Yoakam back in swing of things
By Mike Hughes
Gannett News Service
Country music is ready to show off its widening world.
This isn't just a place for old guys with guitars. "Country is getting so much younger," says Robert Deaton, producer of ABC's "CMA Music Festival: Country's Night to Rock."
At least, it will seem that way today, when viewers see his three hosts. Kellie Pickler is 22, Julianne Hough is 20, Taylor Swift - fresh from a string of hits and awards - is 18.
Still, the traditional side of country music will also be there. Dwight Yoakam will do songs from his tribute album to the late Buck Owens.
It was Yoakam's first trip to the festival in 20 years - which is the average age of the hosts. Yoakam first visited the festival (then called the Fan Fair) back in 1986.
"I remember sitting there in the signing booth," he says. "Jeannie C. Riley (of 'Harper Valley PTA' fame) was in the next booth. I was thinking just like a fan, 'Oh, man, that's Jeannie C. Riley!'"
Back then, he was almost an outsider. He was from Ohio - a Northerner, by country standards - and had a taste for the West Coast style of Owens.
"I had taken the path less traveled," Yoakam grants.
There's more of that in country now. One of tonight's performers, Jewel, is a way-Northerner (from Alaska) and a former pop star.
Some others emerged from reality competition shows. There's "American Idol" (Carrie Underwood, Pickler) and "Nashville Star" (Miranda Lambert) and even "Dancing With the Stars" (Hough).

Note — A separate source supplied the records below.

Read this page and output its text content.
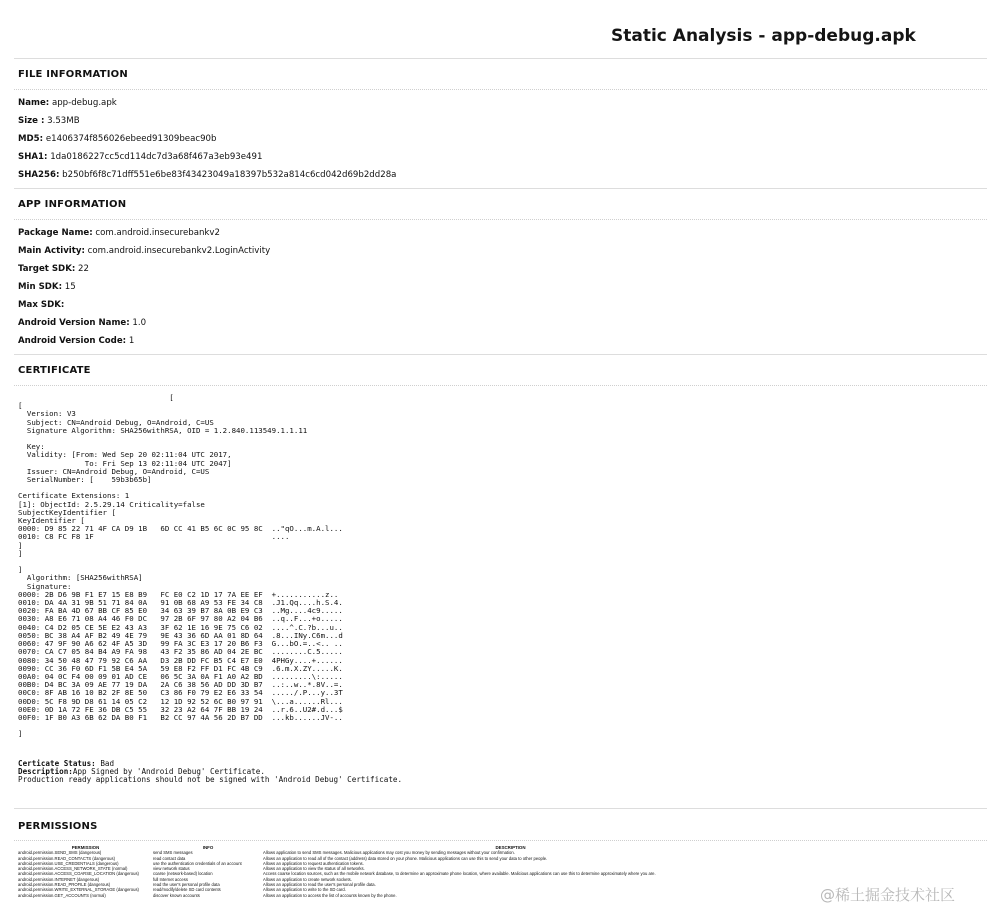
Static Analysis - app-debug.apk
FILE INFORMATION
Name: app-debug.apk
Size : 3.53MB
MD5: e1406374f856026ebeed91309beac90b
SHA1: 1da0186227cc5cd114dc7d3a68f467a3eb93e491
SHA256: b250bf6f8c71dff551e6be83f43423049a18397b532a814c6cd042d69b2dd28a
APP INFORMATION
Package Name: com.android.insecurebankv2
Main Activity: com.android.insecurebankv2.LoginActivity
Target SDK: 22
Min SDK: 15
Max SDK:
Android Version Name: 1.0
Android Version Code: 1
CERTIFICATE
[
[
Version: V3
Subject: CN=Android Debug, O=Android, C=US
Signature Algorithm: SHA256withRSA, OID = 1.2.840.113549.1.1.11

Key:
Validity: [From: Wed Sep 20 02:11:04 UTC 2017,
To: Fri Sep 13 02:11:04 UTC 2047]
Issuer: CN=Android Debug, O=Android, C=US
SerialNumber: [    59b3b65b]

Certificate Extensions: 1
[1]: ObjectId: 2.5.29.14 Criticality=false
SubjectKeyIdentifier [
KeyIdentifier [
0000: D9 85 22 71 4F CA D9 1B   6D CC 41 B5 6C 0C 95 8C  .."qO...m.A.l...
0010: C8 FC F8 1F                                        ....
]
]

]
Algorithm: [SHA256withRSA]
Signature:
0000: 2B D6 9B F1 E7 15 E8 B9   FC E0 C2 1D 17 7A EE EF  +...........z..
0010: DA 4A 31 9B 51 71 84 0A   91 0B 68 A9 53 FE 34 C8  .J1.Qq....h.S.4.
0020: FA BA 4D 67 BB CF 85 E0   34 63 39 B7 8A 0B E9 C3  ..Mg....4c9.....
0030: A8 E6 71 08 A4 46 F0 DC   97 2B 6F 97 80 A2 04 B6  ..q..F...+o.....
0040: C4 D2 05 CE 5E E2 43 A3   3F 62 1E 16 9E 75 C6 02  ....^.C.?b...u..
0050: BC 38 A4 AF B2 49 4E 79   9E 43 36 6D AA 01 8D 64  .8...INy.C6m...d
0060: 47 9F 90 A6 62 4F A5 3D   99 FA 3C E3 17 20 B6 F3  G...bO.=..<.. ..
0070: CA C7 05 84 B4 A9 FA 98   43 F2 35 86 AD 04 2E BC  ........C.5.....
0080: 34 50 48 47 79 92 C6 AA   D3 2B DD FC B5 C4 E7 E0  4PHGy....+......
0090: CC 36 F0 6D F1 5B E4 5A   59 E8 F2 FF D1 FC 4B C9  .6.m.X.ZY.....K.
00A0: 04 0C F4 00 09 01 AD CE   06 5C 3A 0A F1 A0 A2 BD  .........\:.....
00B0: D4 BC 3A 09 AE 77 19 DA   2A C6 38 56 AD DD 3D B7  ..:..w..*.8V..=.
00C0: 8F AB 16 10 B2 2F 8E 50   C3 86 F0 79 E2 E6 33 54  ...../.P...y..3T
00D0: 5C F8 9D D8 61 14 05 C2   12 1D 92 52 6C B0 97 91  \...a......Rl...
00E0: 0D 1A 72 FE 36 DB C5 55   32 23 A2 64 7F BB 19 24  ..r.6..U2#.d...$
00F0: 1F B0 A3 6B 62 DA B0 F1   B2 CC 97 4A 56 2D B7 DD  ...kb......JV-..

]
Certicate Status: Bad
Description:App Signed by 'Android Debug' Certificate.
Production ready applications should not be signed with 'Android Debug' Certificate.
PERMISSIONS
PERMISSION	INFO	DESCRIPTION
android.permission.SEND_SMS (dangerous)	send SMS messages	Allows application to send SMS messages. Malicious applications may cost you money by sending messages without your confirmation.
android.permission.READ_CONTACTS (dangerous)	read contact data	Allows an application to read all of the contact (address) data stored on your phone. Malicious applications can use this to send your data to other people.
android.permission.USE_CREDENTIALS (dangerous)	use the authentication credentials of an account	Allows an application to request authentication tokens.
android.permission.ACCESS_NETWORK_STATE (normal)	view network status	Allows an application to view the status of all networks.
android.permission.ACCESS_COARSE_LOCATION (dangerous)	coarse (network-based) location	Access coarse location sources, such as the mobile network database, to determine an approximate phone location, where available. Malicious applications can use this to determine approximately where you are.
android.permission.INTERNET (dangerous)	full Internet access	Allows an application to create network sockets.
android.permission.READ_PROFILE (dangerous)	read the user's personal profile data	Allows an application to read the user's personal profile data.
android.permission.WRITE_EXTERNAL_STORAGE (dangerous)	read/modify/delete SD card contents	Allows an application to write to the SD card.
android.permission.GET_ACCOUNTS (normal)	discover known accounts	Allows an application to access the list of accounts known by the phone.	@稀土掘金技术社区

Hough danced to two straight championships with Apolo Ohno and Helio Castroneves.
"I would be skeptical of myself if I wasn't me," she says. "I'm serious. What's this dancer chick doing trying to come over to our format?"
Still, she says she's been a country fan since she was a toddler in Utah. The rest only came by circumstance: When she was 9, her parents divorced; she decided to accept a chance to study dance in London.
"I was away from my family from when I was 10 to 15 ... I've gone through a lot that most ... 30-year-olds don't go through."
That backs what Yoakam has always figured: Country emerges from everywhere.
He was born in Pikeville, Ky., but grew up in the Cincinnati area. It was, he says, filled with country influences.
"You had the migratory factor," Yoakam says. "People went up to north to work in Detroit, Chicago, Cincinnati."
Some started country stations and studios. "Even Hank (Williams) Sr. cut some of his biggest records at a Cincinnati studio."
And the original turf was nearby. All Yoakam had to do was cross the bridge and he was in Kentucky; in the eastern part of the state, another bridge would take him to West Virginia. "The Ohio River Valley is a very unique place," he says.
His "new traditionalist" music merging Appalachia with Nashville and the Bakersfield, Calif., approach of Owens.
Yoakam has had 18 singles in the country top 20 and has sold 25 million albums. He's skipped the CMA Music Festival, he says, mainly because of geography. He lives in California, where he shows up on TV and in movies.
He returned this year, he says, for a basic reason. "They asked me."
After the death of Owens (in 2006, at 76), Yoakam cut an album of 15 tunes. Now he has returned to the festival at 51 - which makes him the age of 2 ½ hosts.